SCHOOLS in East Dunbartonshire that do not comply with national guidelines on religious observance will be "named and shamed". Councillors backed the policy following a survey, initiated by Church of Scotland pressure, that showed two of 36 primaries failed to take part in religious observance at least once a week.
Five of nine secondaries, all non-denominational, were not delivering the minimum of one session of observance a month. The requirement dates from 1990 when the then Education Minister, Michael Forsyth, issued a circular demanding "frequent and regular" observance of "a broadly Christian character".
The two primaries said they "would work as quickly as possible" to meet the guidelines, two secondaries said they were addressing the issue as part of their development plan and the remaining three have been "advised to implement the guidelines as soon as possible".
Anne Cameron, deputy provost, told the education committee that schools should have been named in the report. "Religious observance should come from the home and be encouraged at school, but if it doesn't come from the home and is done at school then at least the children are allowed to experience a minimum level. If a school is not reaching this level, it should be named and shamed," Mrs Cameron said.

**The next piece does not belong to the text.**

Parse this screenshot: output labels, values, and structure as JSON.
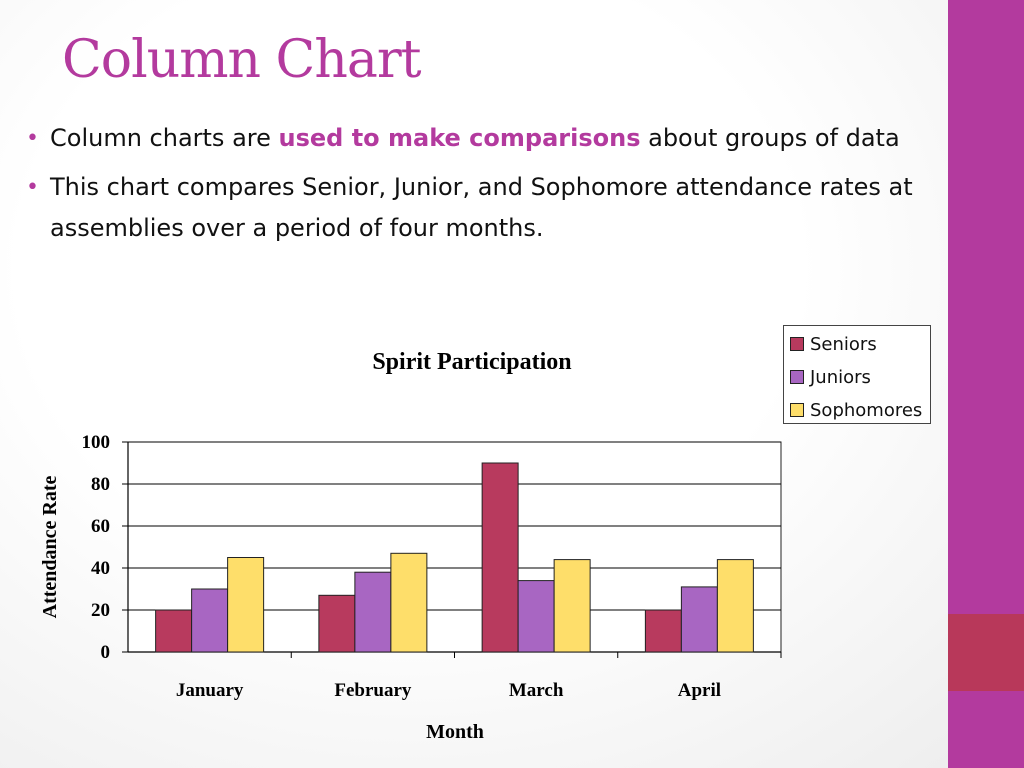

Charles Kennedy, another Labour member, described the report as "too bland". Councillors were entitled to know which schools were involved. "Religious observance is not an optional extra. The Inspectorate has set out guidelines and schools which do not meet these should be named."
Barbara Jarvie, Church of Scotland representative, said it was not enough just to offer the minimum. There had to be "better quality" religious practice and a review of how schools meet the requirements of different religions.
Officials will now conduct a more detailed study of religious observance and identify schools. Further advice may be sought from HMI on best practice for minority faiths.